Wednesday 9 April 2025

150 Years of St Aloysius’ Church: (10) The Stations of the Cross

It does not take a lot of imagination to realise that everything in our church — all the images and statues, the candles, the altar, etc. — everything points to what is central in our Faith, and that is the Incarnation. Every word preached in our pulpit, the confessions uttered and absolutions granted, the baptisms and marriages, and our funerals too, even the conversations with friends in the forecourt and Café Neri, all are they, all point to, all happen because of that fundamental Truth that the Word became flesh and dwelt amongst us — and dwells amongst us still in the Blessed Sacrament in the tabernacle of our church. That is why Christianity is fundamentally different to all other religions — our proclamation is not primarily what God taught, but what God did; that the redemptive work of Christ has fundamentally changed what it is to be human.

And that is what we realise when we mediate upon the Stations of the Cross. Our set of Stations, carved in alabaster by Basil Champneys, came to us from the former convent of the Holy Child Sisters. They are marvellously lit from behind and on cold dark nights they remind us of how Christ is the Light which shines in the darkness, and who cannot be overcome — not even by death. We pray those Stations each Friday in Lent at 17:30, and on Monday, Tuesday and Wednesday of Holy Week, we will pray them too at 10:30 each morning.

The Stations provide us with the opportunity to follow Christ from the Judgement Hall of Pilate, through every step of his Passion, until his Body, broken and pierced for us, is laid in the Garden Tomb and all come sorrowfully away. The Stations are based on the path of the Via Dolorosa in Jerusalem — the path trod by Christ himself to his Cross. Saint Helena, an Essex girl and daughter of old king Cole, is credited with identifying locations in Jerusalem, including the site of the crucifixion and burial, leading to the construction of the Church of the Holy Sepulchre. She spoke to the Christian community there, learning their traditions and all that they had received concerning the location of the Holy Places.
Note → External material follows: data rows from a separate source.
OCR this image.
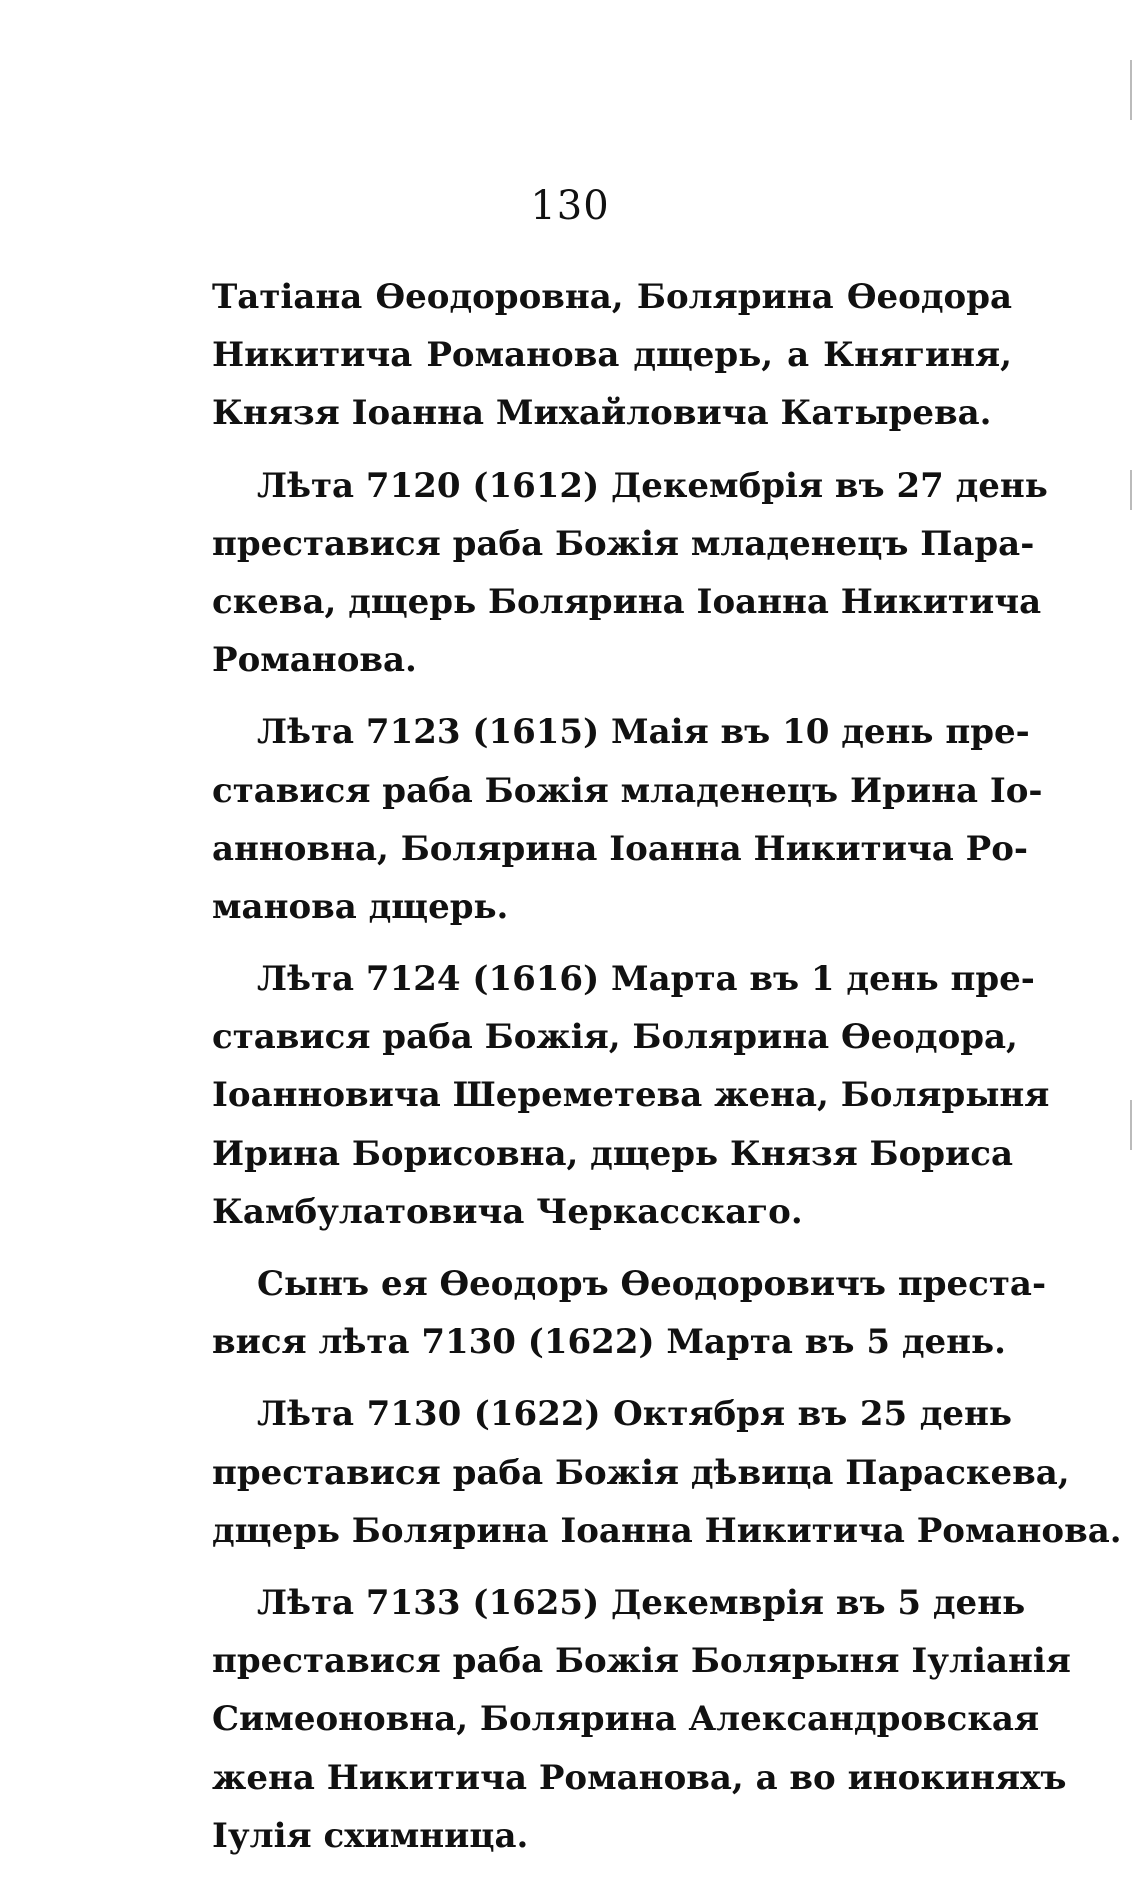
130
Татіана Өеодоровна, Болярина Өеодора
Никитича Романова дщерь, а Княгиня,
Князя Іоанна Михайловича Катырева.
Лѣта 7120 (1612) Декембрія въ 27 день
преставися раба Божія младенецъ Пара-
скева, дщерь Болярина Іоанна Никитича
Романова.
Лѣта 7123 (1615) Маія въ 10 день пре-
ставися раба Божія младенецъ Ирина Іо-
анновна, Болярина Іоанна Никитича Ро-
манова дщерь.
Лѣта 7124 (1616) Марта въ 1 день пре-
ставися раба Божія, Болярина Өеодора,
Іоанновича Шереметева жена, Болярыня
Ирина Борисовна, дщерь Князя Бориса
Камбулатовича Черкасскаго.
Сынъ ея Өеодоръ Өеодоровичъ преста-
вися лѣта 7130 (1622) Марта въ 5 день.
Лѣта 7130 (1622) Октября въ 25 день
преставися раба Божія дѣвица Параскева,
дщерь Болярина Іоанна Никитича Романова.
Лѣта 7133 (1625) Декемврія въ 5 день
преставися раба Божія Болярыня Іуліанія
Симеоновна, Болярина Александровская
жена Никитича Романова, а во инокиняхъ
Іулія схимница.
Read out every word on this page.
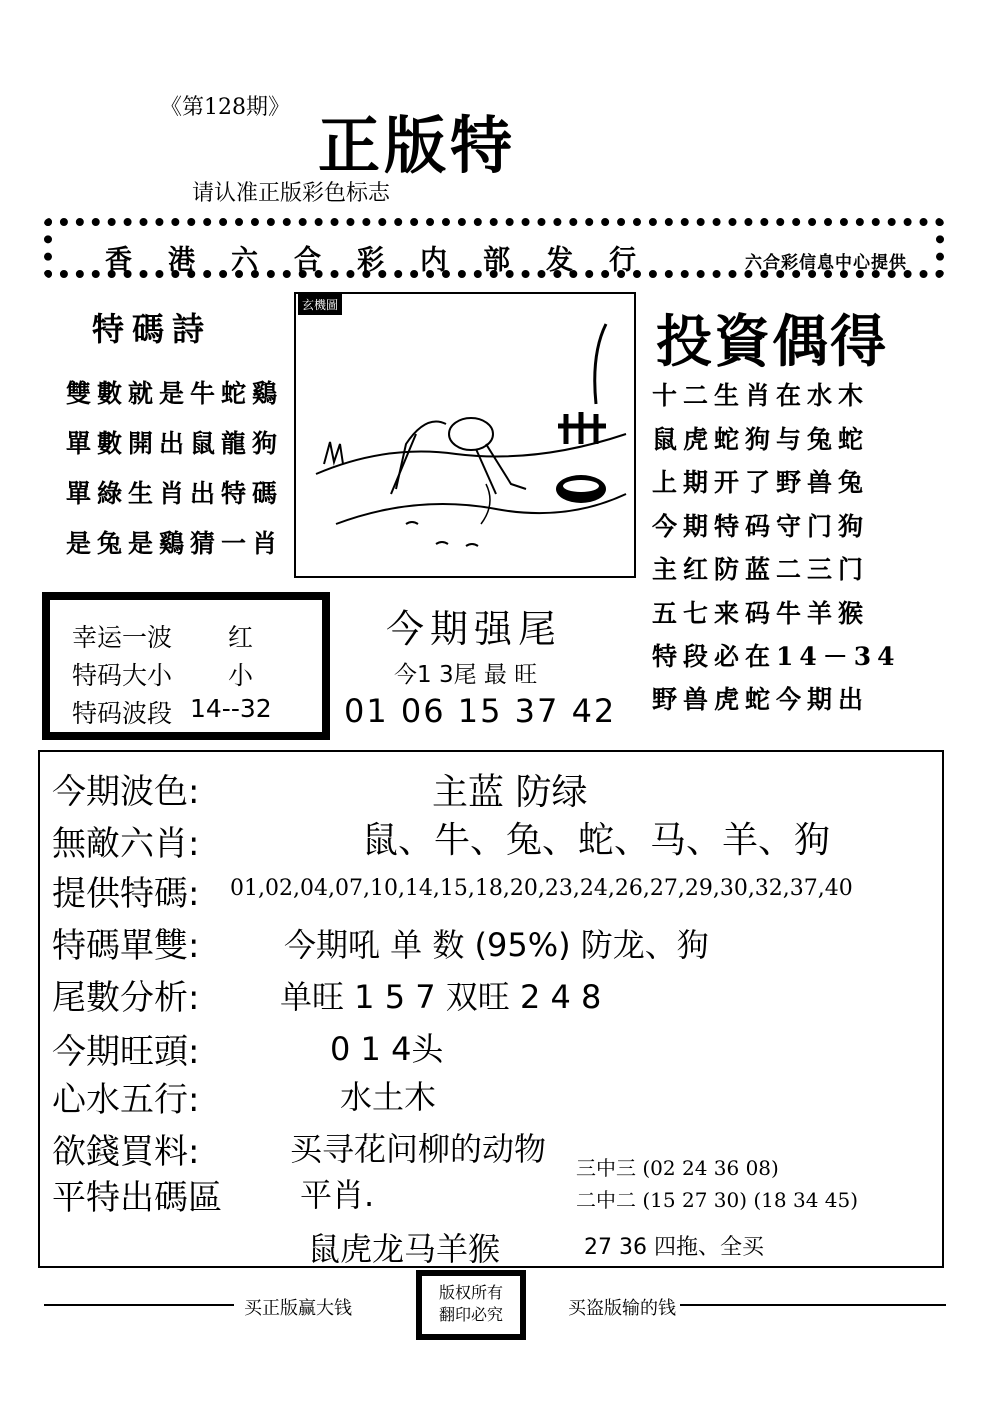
《第128期》
正版特
请认准正版彩色标志
香港六合彩内部发行	六合彩信息中心提供
特碼詩
雙數就是牛蛇鷄
單數開出鼠龍狗
單綠生肖出特碼
是兔是鷄猜一肖
玄機圖
投資偶得
十二生肖在水木
鼠虎蛇狗与兔蛇
上期开了野兽兔
今期特码守门狗
主红防蓝二三门
五七来码牛羊猴
特段必在14－34
野兽虎蛇今期出
幸运一波 红
特码大小 小
特码波段 14--32
今期强尾
今1 3尾 最 旺
01 06 15 37 42
今期波色:	主蓝 防绿
無敵六肖:	鼠、牛、兔、蛇、马、羊、狗
提供特碼: 01,02,04,07,10,14,15,18,20,23,24,26,27,29,30,32,37,40
特碼單雙:	今期吼 单 数 (95%) 防龙、狗
尾數分析:	单旺 1 5 7 双旺 2 4 8
今期旺頭:	0 1 4头
心水五行:	水土木
欲錢買料:	买寻花问柳的动物
平特出碼區 平肖.
鼠虎龙马羊猴
三中三 (02 24 36 08)
二中二 (15 27 30) (18 34 45)
27 36 四拖、全买
买正版赢大钱	买盗版输的钱
版权所有
翻印必究
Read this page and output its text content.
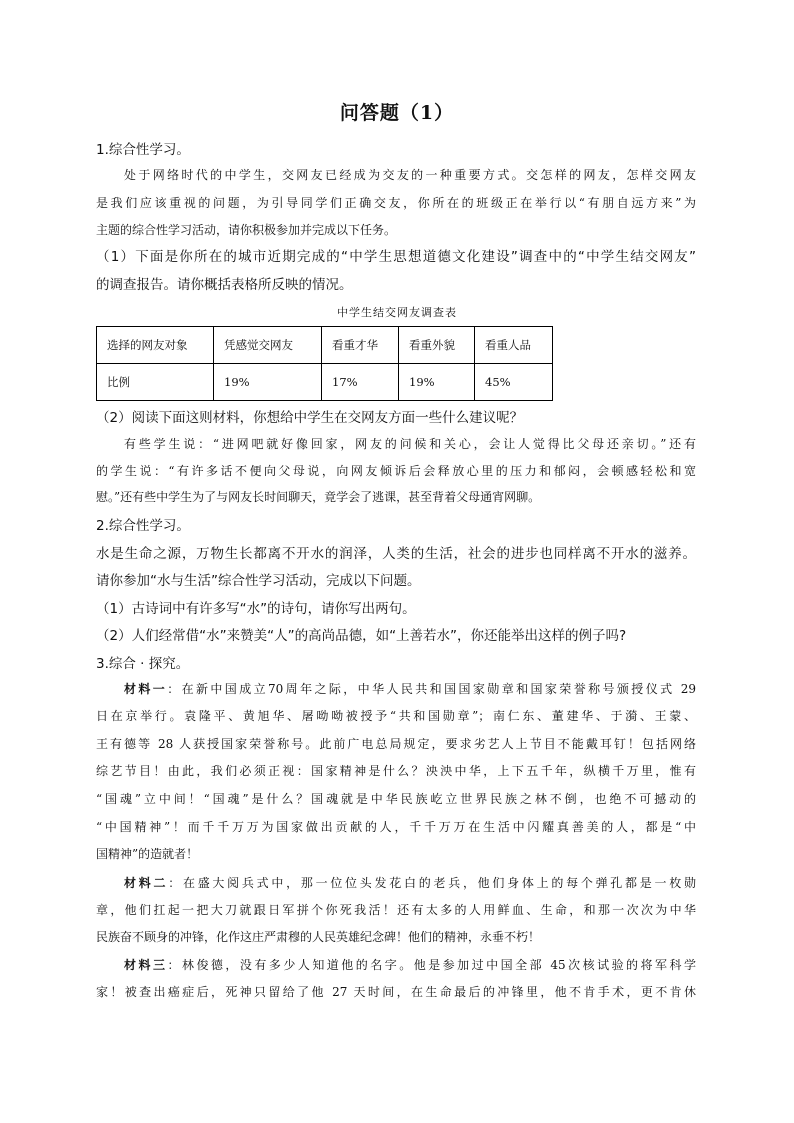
问答题（1）
1.综合性学习。
处于网络时代的中学生，交网友已经成为交友的一种重要方式。交怎样的网友，怎样交网友
是我们应该重视的问题，为引导同学们正确交友，你所在的班级正在举行以“有朋自远方来”为
主题的综合性学习活动，请你积极参加并完成以下任务。
（1）下面是你所在的城市近期完成的“中学生思想道德文化建设”调查中的“中学生结交网友”
的调查报告。请你概括表格所反映的情况。
中学生结交网友调查表
选择的网友对象	凭感觉交网友	看重才华	看重外貌	看重人品
比例	19%	17%	19%	45%
（2）阅读下面这则材料，你想给中学生在交网友方面一些什么建议呢？
有些学生说：“进网吧就好像回家，网友的问候和关心，会让人觉得比父母还亲切。”还有
的学生说：“有许多话不便向父母说，向网友倾诉后会释放心里的压力和郁闷，会顿感轻松和宽
慰。”还有些中学生为了与网友长时间聊天，竟学会了逃课，甚至背着父母通宵网聊。
2.综合性学习。
水是生命之源，万物生长都离不开水的润泽，人类的生活，社会的进步也同样离不开水的滋养。
请你参加“水与生活”综合性学习活动，完成以下问题。
（1）古诗词中有许多写“水”的诗句，请你写出两句。
（2）人们经常借“水”来赞美“人”的高尚品德，如“上善若水”，你还能举出这样的例子吗?
3.综合 · 探究。
材料一：在新中国成立70周年之际，中华人民共和国国家勋章和国家荣誉称号颁授仪式 29
日在京举行。袁隆平、黄旭华、屠呦呦被授予“共和国勋章”；南仁东、董建华、于漪、王蒙、
王有德等 28 人获授国家荣誉称号。此前广电总局规定，要求劣艺人上节目不能戴耳钉！包括网络
综艺节目！由此，我们必须正视：国家精神是什么？泱泱中华，上下五千年，纵横千万里，惟有
“国魂”立中间！“国魂”是什么？国魂就是中华民族屹立世界民族之林不倒，也绝不可撼动的
“中国精神”！而千千万万为国家做出贡献的人，千千万万在生活中闪耀真善美的人，都是“中
国精神”的造就者！
材料二：在盛大阅兵式中，那一位位头发花白的老兵，他们身体上的每个弹孔都是一枚勋
章，他们扛起一把大刀就跟日军拼个你死我活！还有太多的人用鲜血、生命，和那一次次为中华
民族奋不顾身的冲锋，化作这庄严肃穆的人民英雄纪念碑！他们的精神，永垂不朽！
材料三：林俊德，没有多少人知道他的名字。他是参加过中国全部 45次核试验的将军科学
家！被查出癌症后，死神只留给了他 27 天时间，在生命最后的冲锋里，他不肯手术，更不肯休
The precise route of the Via Dolorosa as we know it today was not firmly established until the medieval period when the Franciscans were granted custody of the Christian holy places in Jerusalem and then formalised the devotion associated with the Stations of the Cross. They organized processions and established specific stations along a route that pilgrims could follow, meditating on the sufferings of Christ. But of course, as now, not everybody could go up to Jerusalem, and so the Stations began to be erected in parish churches and other locations, far from Jerusalem, but enabling anyone to follow behind Christ and to meditate on his Passion, wherever in the world they may be.

There is a prayer to Our Lady of Sorrows which captures what we seek in making the Stations of the Cross:

Obtain for us the grace to hate sin,
  even as he hated it in the agony in the garden;
to endure wrong and insult with all patience
  as he endured them in the judgement hall;
to be meek and humble in all our trials
  as he was before his judges;
to love our enemies
  even as he loved his murderers, and prayed for them upon the Cross;
and to glorify God and to do good to our neighbour,
  even as he did in every mystery of his suffering.